Bir müslüman ana ocağının yani ümmetin bir evladı olarak Habibullah Efendimizden in’ikas alamıyorsa O’nun şevkat kucağı, istiğfar dili ve dua eli bizlerde meyveye dönüşmez. İn’ikas ile nasiplenmek için salavat ile insibağ oluşturarak sıbğa ile lütuflandırılmamız gerekir.
Hazreti Abdullah Bin Abbas (ra.) o günün, bu günün ve yarının hıristiyanları hakkında; Yeni doğan çocuklarını mahmudiye diye adlandırdıkları sarı renkli vaftiz suyuna baba, oğul ve ruhul kudüs adına 3 kere batırıp tahkir oldu, telvine boyandı, hitan sünnetine gerek kalmadı derler, buyuruyor.
İşte bu dersimizde dinmizde Tahkir nedir?

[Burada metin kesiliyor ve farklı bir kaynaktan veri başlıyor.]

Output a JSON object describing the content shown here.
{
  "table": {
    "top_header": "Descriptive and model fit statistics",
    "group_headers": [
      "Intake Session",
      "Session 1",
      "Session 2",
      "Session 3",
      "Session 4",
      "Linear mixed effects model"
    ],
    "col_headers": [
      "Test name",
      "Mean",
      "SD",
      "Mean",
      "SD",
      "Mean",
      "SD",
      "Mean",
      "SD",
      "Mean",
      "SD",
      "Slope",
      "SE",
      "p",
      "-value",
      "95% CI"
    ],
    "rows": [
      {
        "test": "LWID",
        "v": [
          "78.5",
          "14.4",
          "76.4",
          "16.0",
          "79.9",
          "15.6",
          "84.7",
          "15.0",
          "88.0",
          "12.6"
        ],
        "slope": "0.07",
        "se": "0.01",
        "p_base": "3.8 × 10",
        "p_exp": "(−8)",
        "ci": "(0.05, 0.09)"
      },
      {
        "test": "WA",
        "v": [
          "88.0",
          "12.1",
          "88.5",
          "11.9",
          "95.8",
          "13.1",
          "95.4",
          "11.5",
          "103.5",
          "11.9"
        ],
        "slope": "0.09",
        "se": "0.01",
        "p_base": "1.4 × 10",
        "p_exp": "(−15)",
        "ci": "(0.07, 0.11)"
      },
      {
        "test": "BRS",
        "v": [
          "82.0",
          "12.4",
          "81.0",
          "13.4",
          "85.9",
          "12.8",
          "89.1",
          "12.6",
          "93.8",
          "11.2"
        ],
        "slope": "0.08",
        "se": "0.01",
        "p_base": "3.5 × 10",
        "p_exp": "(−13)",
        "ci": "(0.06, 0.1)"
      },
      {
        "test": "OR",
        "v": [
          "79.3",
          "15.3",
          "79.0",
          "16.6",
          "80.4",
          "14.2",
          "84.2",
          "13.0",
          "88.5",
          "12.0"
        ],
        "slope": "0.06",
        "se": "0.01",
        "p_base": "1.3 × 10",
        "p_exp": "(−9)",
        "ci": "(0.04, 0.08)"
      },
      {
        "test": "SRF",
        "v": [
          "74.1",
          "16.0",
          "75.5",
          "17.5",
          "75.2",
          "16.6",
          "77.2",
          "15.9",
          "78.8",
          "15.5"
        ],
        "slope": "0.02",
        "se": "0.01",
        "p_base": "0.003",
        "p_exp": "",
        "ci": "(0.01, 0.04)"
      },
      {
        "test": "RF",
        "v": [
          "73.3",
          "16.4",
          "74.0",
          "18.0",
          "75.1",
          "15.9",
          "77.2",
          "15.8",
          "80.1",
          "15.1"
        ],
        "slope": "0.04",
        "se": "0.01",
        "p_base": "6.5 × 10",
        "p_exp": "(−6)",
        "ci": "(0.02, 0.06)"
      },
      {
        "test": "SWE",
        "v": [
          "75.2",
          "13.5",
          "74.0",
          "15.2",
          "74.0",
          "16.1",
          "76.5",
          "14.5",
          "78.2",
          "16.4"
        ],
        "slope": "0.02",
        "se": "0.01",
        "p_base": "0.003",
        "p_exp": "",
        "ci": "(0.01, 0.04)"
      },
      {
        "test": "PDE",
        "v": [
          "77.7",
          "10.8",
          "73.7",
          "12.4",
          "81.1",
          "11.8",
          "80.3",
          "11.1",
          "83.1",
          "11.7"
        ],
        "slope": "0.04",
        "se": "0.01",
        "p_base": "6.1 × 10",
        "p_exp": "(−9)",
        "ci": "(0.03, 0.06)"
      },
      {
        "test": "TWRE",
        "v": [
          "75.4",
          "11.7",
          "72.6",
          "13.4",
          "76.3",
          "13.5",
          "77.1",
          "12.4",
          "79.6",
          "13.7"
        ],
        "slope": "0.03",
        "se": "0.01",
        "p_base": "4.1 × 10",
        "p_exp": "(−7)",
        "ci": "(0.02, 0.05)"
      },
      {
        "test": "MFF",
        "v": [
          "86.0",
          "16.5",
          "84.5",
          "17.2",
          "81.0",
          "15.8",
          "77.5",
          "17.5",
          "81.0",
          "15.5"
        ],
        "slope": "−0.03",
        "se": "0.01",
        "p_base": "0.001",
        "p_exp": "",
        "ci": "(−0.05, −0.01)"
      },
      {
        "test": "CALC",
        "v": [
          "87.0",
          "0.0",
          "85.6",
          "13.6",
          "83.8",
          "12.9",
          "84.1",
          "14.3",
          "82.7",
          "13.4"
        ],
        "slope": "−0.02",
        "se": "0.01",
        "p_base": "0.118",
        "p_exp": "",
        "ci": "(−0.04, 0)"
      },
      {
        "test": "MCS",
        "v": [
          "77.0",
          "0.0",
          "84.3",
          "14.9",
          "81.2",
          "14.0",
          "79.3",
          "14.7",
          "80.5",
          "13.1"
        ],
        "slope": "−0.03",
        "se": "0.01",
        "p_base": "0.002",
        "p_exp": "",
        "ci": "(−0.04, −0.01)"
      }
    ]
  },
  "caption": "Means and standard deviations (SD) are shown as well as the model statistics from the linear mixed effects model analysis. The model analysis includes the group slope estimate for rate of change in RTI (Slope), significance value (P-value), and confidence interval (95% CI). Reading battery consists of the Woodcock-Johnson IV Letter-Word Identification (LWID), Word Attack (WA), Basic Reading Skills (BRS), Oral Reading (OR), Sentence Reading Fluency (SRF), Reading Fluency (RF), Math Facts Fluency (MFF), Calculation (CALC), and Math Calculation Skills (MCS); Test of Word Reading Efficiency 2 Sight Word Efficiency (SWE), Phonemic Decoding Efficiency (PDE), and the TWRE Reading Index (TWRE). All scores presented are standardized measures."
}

Telvine boyanmak nasıl olur? Hitan sünneti nedir? Bu soruların cevabını arayacağız.
Kuranımız fıtrat kelimesini 4 surede 3 değişik şekilde ifade eder. Cenabı hak Rum ve Taha surelerinde fıtratallah buyurarak fıtratımızı, İsra suresinde şakiletihi buyurarak karakterimizi ve insan suresinde es sebile buyurarak doğru yolu verdiğini ifade ediyor.
Peygamber efendimiz (sav); Her doğan İslam fıtratı üzerine doğar, sonra anne ve babası onu ya yahudi, ya hıristiyan, ya mecusi yapar, buyuruyor.
Cenabı hak bir şeyi yaratırken önce zatı ilahisi irade eder. Sonra ismi azam devreye girer. Üçüncü olarak rabbimiz kün emrini verir. Dördüncüde Cenabı hakkın sıfatları devreye girer. Beşincide kuranımızdaki esması devreye girer. Altıncıda fiilleri devreye girer. Yedinci evrede o varlık yaratılır.
DÖRT FITRAT ÜZERE NEDİR?
1.Fıtrat; Ruhumuz bedenimize gönderildiğinde verilmiş olan aklımızdır. Bu fıtratın ilkidir. Akıl dine meyillidir. Dinini kendi başına bulabilme kabiliyeti verilmiş olup buna hanif denir. Hazreti İbrahim buna örnek verilebilir.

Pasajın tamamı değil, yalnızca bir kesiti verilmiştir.